Cancelling Membership
21.19 The membership of OBCN is on a rolling basis with a minimum term of 12 months and a 3-month ‘cancellation period’ from month 9. Cancellation must be made via email to info@oxfordbusinesscommunitynetwork.co.uk and will be acknowledged within 5 working days; in the unlikely event this isn’t acknowledged, please assume the email has been lost and follow up.
21.20 During the 3-month cancellation period, the member business is still liable for the monthly membership fees. During this cancellation period, all benefits of membership shall remain, provided payments are in order. The office will notify the member business of any arrears due. Benefits of membership will be removed on the last date of the 3-month cancellation period, including event attendance and any other benefits of membership available at the time of cancellation.

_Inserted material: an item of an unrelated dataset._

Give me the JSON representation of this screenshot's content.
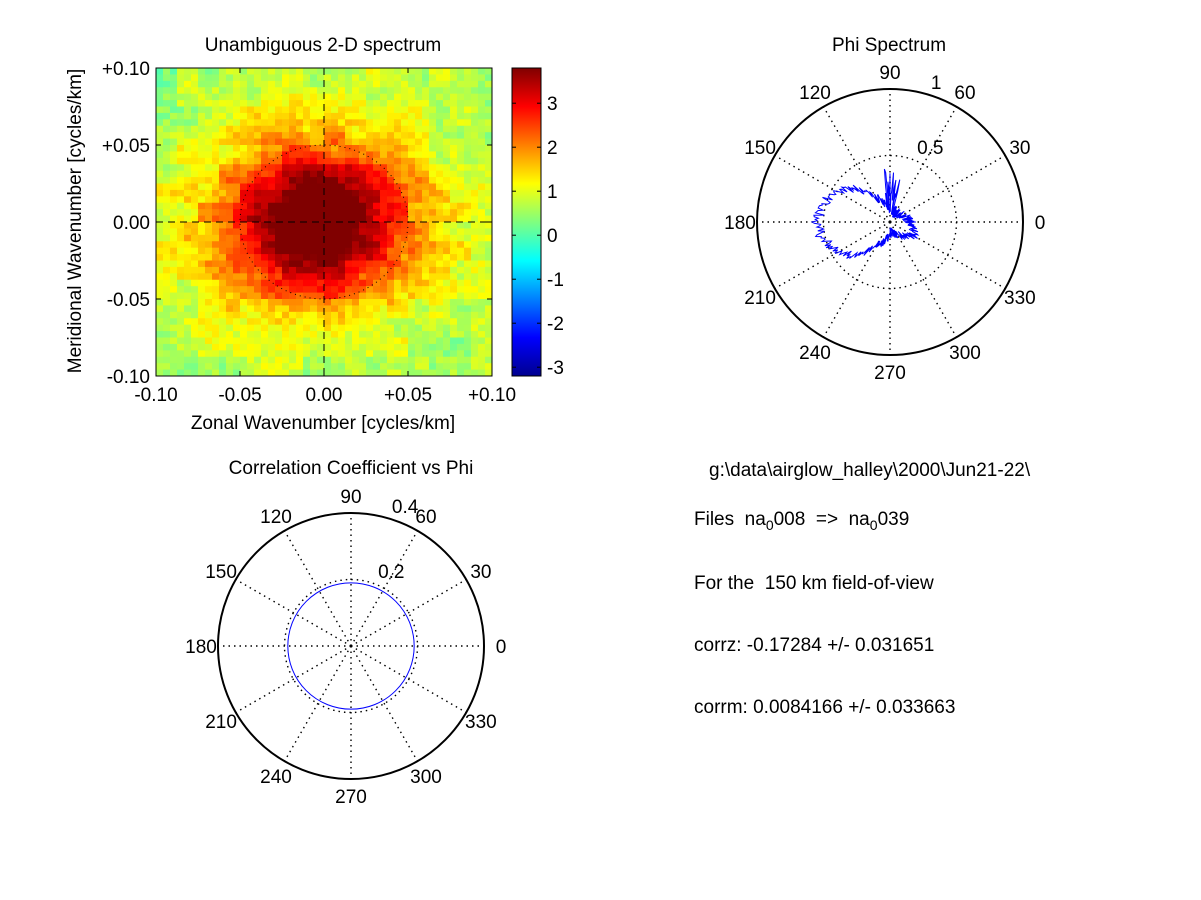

21.21 In order for these benefits to be reinstated, membership must be reactivated, and the due fees made, including the joining fee of 50. OBCN will inform each company of their status and fees due.
Indemnity
21.22 You agree to indemnify and hold harmless OBCN, its officers, directors, employees, and agents, from and against any claims, actions, or demands, including without limitation reasonable legal and accounting fees, alleging or resulting from your use of any online content, services, or your breach of the terms of these Membership Terms.
22. Behaviour
22.1 All Customers are expected to behave respectfully and considerately towards other event attendees, staff and the venue. The Supplier reserves the right to refuse entry or eject Customers from the event due to misconduct, at the Supplier’s discretion, without any liability for refunds or compensation.
23.1 These Terms and Conditions and the Contract (including any non-contractual matters and obligations arising therefrom or associated therewith) shall be governed by, and construed in accordance with, the laws of England and Wales.
23.2 Any dispute, controversy, proceedings or claim between the Parties relating to these Terms and Conditions or to the Contract (including any non-contractual matters and obligations arising therefrom or associated therewith) shall fall within the jurisdiction of the courts of England and Wales.